In our globalized world an extreme event in one part of the world can have a major impact on business continuity on the other side of the planet. This happened in 2011 when a flooding in Thailand hit suppliers of the electronics and automotive industries, and thus car manufacturers in Europe and the US.
The Thailand event illustrates the importance of supply chain networks being sufficiently robust with respect to climate change risks. Large-scale impacts of climate change on industrial supply chain networks have been assessed for manufacturing industries in Austria, in the alpine state of Tyrol. A survey on climate change risk perceptions and a number of interviews was carried out among 102 manufacturing firms. This was done for the sectors metal and engineering, timber products, and construction. Remarkably, the response rate to the questionnaire was extremely low: only 102 out of 1871 firms replied. Apparently, many firms considered the topic as strategically irrelevant or found it difficult to conceive of climate change impacts as a relevant business factor.
A literature study was part of the Austrian research. This study shows that supply chain networks are vulnerable with respect to climate change in a number of ways.
Disruption supply raw materials, water and electricity
Raw material supply may be disrupted. Price fluctuations or a long-term increase in prices for timber may result from more insect outbreaks and fires in forests, for instance. The production of mineral raw materials may be hindered by flooding of mines, by gravel roads or railroads being damaged due to heavy precipitation or forest fires, and by water needed for mining operations becoming increasingly scarce. Deliveries from suppliers may be interrupted due to extreme weather events in locations of supplying companies, like the Thailand event in 2011. Roads and railroads may be closed due to inundations or storms, and operations of seaports and inland shipping may be disrupted.
Electricity supply may fail when there is not enough cooling water for thermal power plants during heat waves, or water for hydropower during droughts. In addition, inundations and storms may damage power lines or transformer stations, and blackouts may result from increased energy demand for cooling systems and air conditioning during heat waves. Water supply infrastructure may fail during heavy precipitation and floods, and less precipitation may increase risks of water conflicts between water intensive industrial processes and other forms of water demand.
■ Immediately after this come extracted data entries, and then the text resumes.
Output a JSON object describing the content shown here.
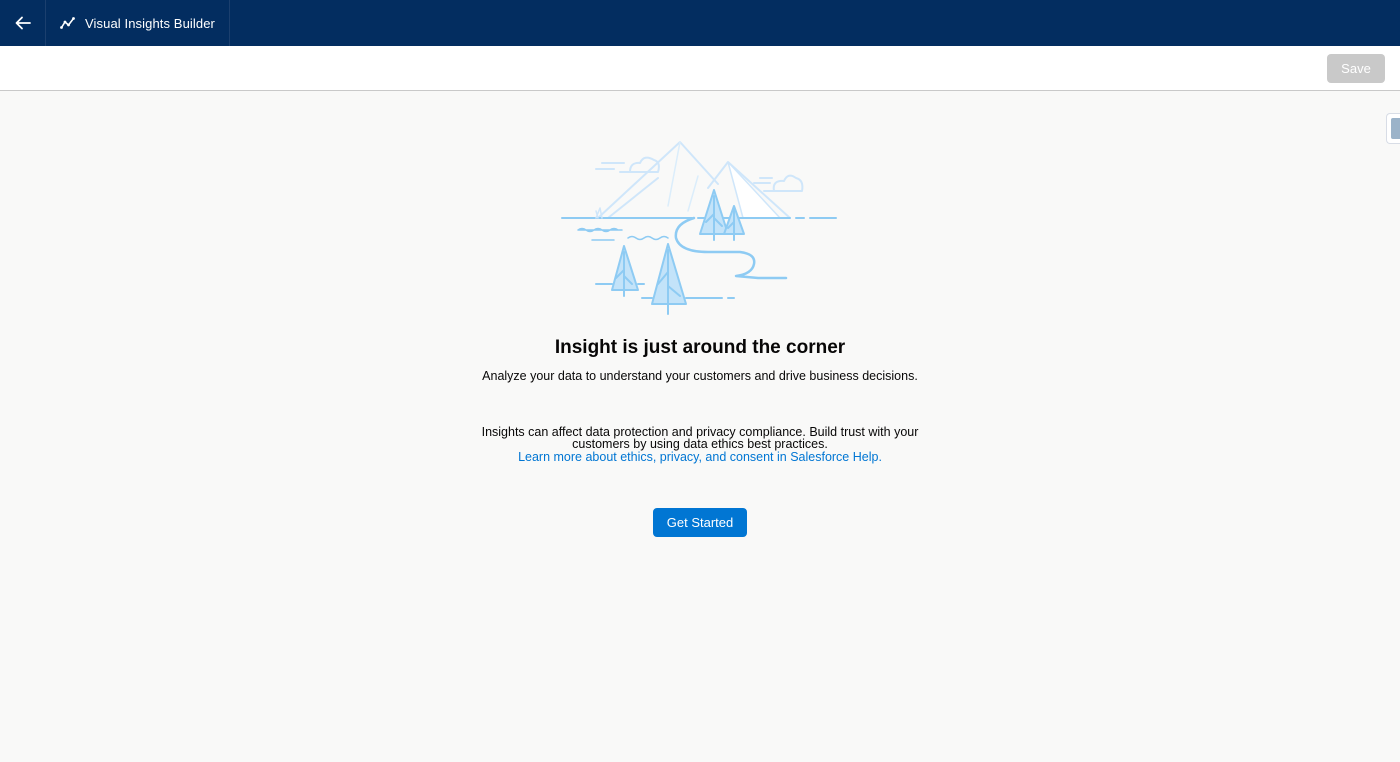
{
  "header": {
    "app_title": "Visual Insights Builder",
    "back_icon": "arrow-left-icon",
    "app_icon": "line-chart-icon"
  },
  "toolbar": {
    "save_label": "Save"
  },
  "empty_state": {
    "illustration": "mountains-trees-illustration",
    "heading": "Insight is just around the corner",
    "subtext": "Analyze your data to understand your customers and drive business decisions.",
    "privacy_text": "Insights can affect data protection and privacy compliance. Build trust with your customers by using data ethics best practices.",
    "help_link": "Learn more about ethics, privacy, and consent in Salesforce Help.",
    "cta_label": "Get Started"
  },
  "colors": {
    "header_bg": "#032d60",
    "brand_button": "#0176d3",
    "link": "#0176d3",
    "disabled_button": "#c9c9c9",
    "illustration_stroke": "#8ecbf3",
    "illustration_fill": "#c3e3f9"
  }
}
Disruption working processes
More intense heat waves can pose health risks particularly for manual labourers due to potential loss of concentration at machines or even heat stroke. Besides, labour productivity may decline. IT networks may fail, when server rooms get flooded or when cables underground or aboveground get damaged during floods or storms. Extreme events like inundations or storms can lead to physical damages at plants as well as at office and storage buildings.
Disruption of delivery to consumers
The climate change discussion may increase environmental consciousness of citizens and thus change customer preferences. Extreme weather events can lead to a decline in sales due to decreasing purchasing power of consumers. Moreover, product delivery to customers may be affected by disruption of infrastructure.
Political and capital market risks
Climate change may motivate changes in regulations, incentives and reporting requirements which affect manufacturing firms, including for example changes in product policy, rising environmental taxation, or increasing reporting requirements from capital market institutions. Furthermore, access to finance may become a risk if banks start to refuse credits to companies that are not managing climate risks properly.